Enter the monocyte count. When you order a complete blood count (CBC), you get 19 different results, most of which, you don’t really care about. One of the ones that most physicians care the least about is the monocyte count that rarely means anything significant if it is too high or too low. But if patients see that monocyte count as being abnormally elevated, they can panic because they don’t know if it is important or not. So the fear that was perpetuated by some of our physicians is that they were going to get inundated by panicky phone calls from patients worried about their abnormal monocyte counts.

My own opinion is that the medical records belong to the patient and not the doctor and patients have the right to see their blood test results.

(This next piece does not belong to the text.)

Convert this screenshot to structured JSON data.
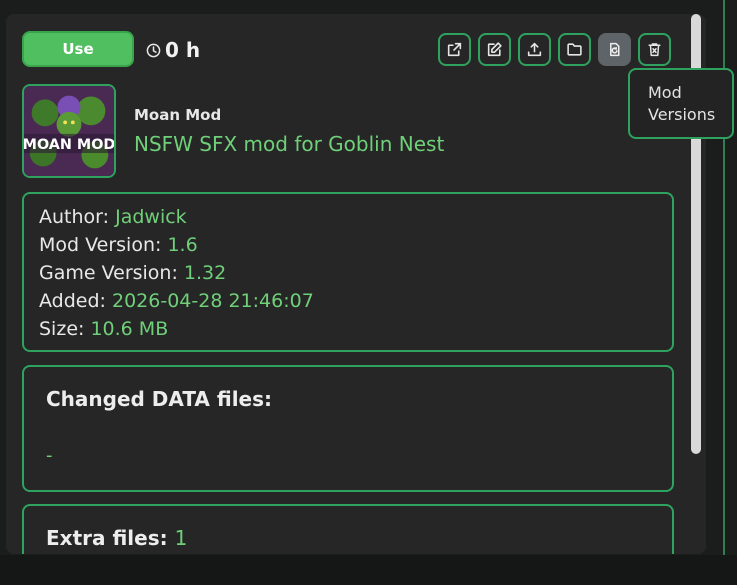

Personally, when I see my own doctor, I really like being able to immediately see what my routine cholesterol, hemoglobin A1C, or hemoglobin is when I’m in for my annual check-up. Most patients are a lot more sophisticated today than they were 20 years ago, before the advent of EMRs, and most patient are like me, they want and expect to see their lab results right away.

So far, I’ve only had one patient call about his high monocyte count after hundreds of immediately released lab tests. It is a pretty small price to pay for improved patient satisfaction. Personally, I think patients can handle the truth.